METTRE les frais à la charge de l’appelante, la société VICTORINE.
En tout état de cause,
DEBOUTER la société VICTORINE de l’ensemble de ses demandes, fins et conclusions ;
REJETER la demande de provision en présence d’une contestation sérieuse,
REJETER la demande de dommages et intérêts au taux légal,
REJETER la demande de prise en charge des honoraires d’expert,
CONDAMNER la société VICTORINE au paiement d’une indemnité de 15 000 euros sur le fondement de l’article 700 du code de procédure civile, ainsi qu’aux entiers frais et dépens. »
Il convient de se reporter aux conclusions pour plus ample exposé des prétentions et moyens des parties conformément à l’article 455 du code de procédure civile.
L’ordonnance de clôture a été de nouveau prononcée le 12 janvier 2026.
MOTIFS DE LA DÉCISION
1. Sur la fin de non-recevoir tirée du caractère nouveau de certaines demandes de la société VICTORINE
Les ACM demandent à la cour, au visa de l’article 564 du code de procédure civile, de juger que les demandes de la société VICTORINE relatives à l’indemnisation du préjudice qu’elle invoque pour la période du 15 juin 2020 au 23 octobre 2020, la prise en charge des honoraires d’expert, et l’octroi de dommages et intérêts au taux légal sont nouvelles, et par conséquent de les déclarer irrecevables.

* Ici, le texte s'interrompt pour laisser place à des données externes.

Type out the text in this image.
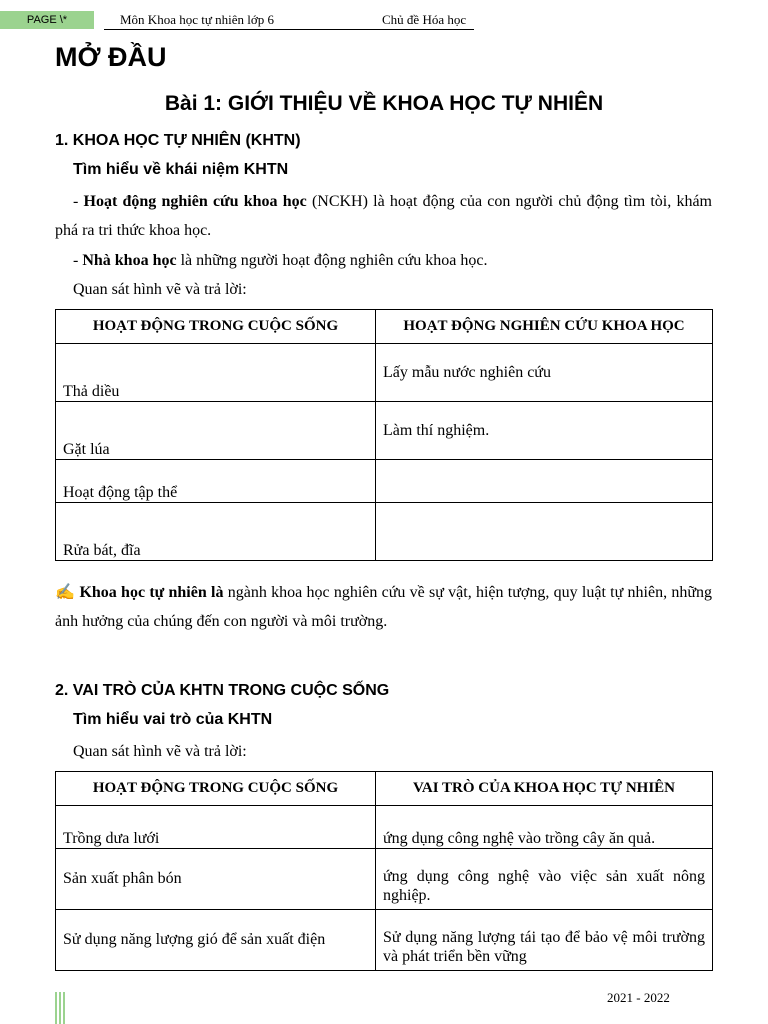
PAGE \*	Môn Khoa học tự nhiên lớp 6	Chủ đề Hóa học
MỞ ĐẦU
Bài 1: GIỚI THIỆU VỀ KHOA HỌC TỰ NHIÊN
1. KHOA HỌC TỰ NHIÊN (KHTN)
Tìm hiểu về khái niệm KHTN

- Hoạt động nghiên cứu khoa học (NCKH) là hoạt động của con người chủ động tìm tòi, khám phá ra tri thức khoa học.

- Nhà khoa học là những người hoạt động nghiên cứu khoa học.

Quan sát hình vẽ và trả lời:

HOẠT ĐỘNG TRONG CUỘC SỐNG	HOẠT ĐỘNG NGHIÊN CỨU KHOA HỌC
Thả diều	Lấy mẫu nước nghiên cứu
Gặt lúa	Làm thí nghiệm.
Hoạt động tập thể	
Rửa bát, đĩa	

✍ Khoa học tự nhiên là ngành khoa học nghiên cứu về sự vật, hiện tượng, quy luật tự nhiên, những ảnh hưởng của chúng đến con người và môi trường.

2. VAI TRÒ CỦA KHTN TRONG CUỘC SỐNG
Tìm hiểu vai trò của KHTN

Quan sát hình vẽ và trả lời:

HOẠT ĐỘNG TRONG CUỘC SỐNG	VAI TRÒ CỦA KHOA HỌC TỰ NHIÊN
Trồng dưa lưới	ứng dụng công nghệ vào trồng cây ăn quả.
Sản xuất phân bón	ứng dụng công nghệ vào việc sản xuất nông nghiệp.
Sử dụng năng lượng gió để sản xuất điện	Sử dụng năng lượng tái tạo để bảo vệ môi trường và phát triển bền vững
2021 - 2022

La SAS VICTORINE demande – dans son dispositif – à la cour de déclarer recevables les demandes d’indemnisation de son préjudice pour les périodes du 15 mars au 30 octobre 2020 et du 31 octobre 2020 au 20 juin 2021 (alors qu’elles vise bien la période du 15 juin 2020 au 23 octobre 2020 dans ses moyens), de prise en charge des frais d’expert-technique et de dommages et intérêts consistant dans l’intérêt au taux légal, répliquant qu’elles ne constituent pas des demandes nouvelles, notamment en ce que :
— la demande d’indemnisation pour la période du 15 juin 2020 au 23 octobre 2020 est recevable en application de l’article 565 du code de procédure civile, dès lors qu’elle tend à la même fin que celles demandées en première instance, qui étaient d’obtenir une prise en charge des pertes d’exploitation subies en vertu de son contrat d’assurance ;
— la demande d’indemnisation des frais d’expert-technique garantis par le contrat d’assurance constitue une demande accessoire à la demande d’indemnisation du préjudice pertes d’exploitation consécutif à l’interdiction des accès ;
— la demande afférente aux dommages et intérêts au taux légal est accessoire à la demande principale, et en tout état de cause l’intérêt au taux légal à compter de la mise en demeure s’applique de droit en vertu des articles 1231-6 et 1344-1 du code civil.
Sur ce,
Vu les articles 564 à 566 du code de procédure civile ;
S’agissant tout d’abord de la période d’indemnisation pour la période courant du 15 juin 2020 au 23 octobre 2020, visée dans la demande d’indemnité d’assurance formulée au titre de la garantie pertes d’exploitation à la suite des mesures d’interdiction d’accès émanant des autorités administratives, en cause d’appel, il est constant qu’elle ne l’était pas en première instance, les périodes objet d’une demande d’indemnité d’assurance étant alors uniquement les périodes allant du 15 mars au 15 juin 2020, du 23 au 29 octobre 2020 et du 30 octobre 2020 au 20 juin 2021.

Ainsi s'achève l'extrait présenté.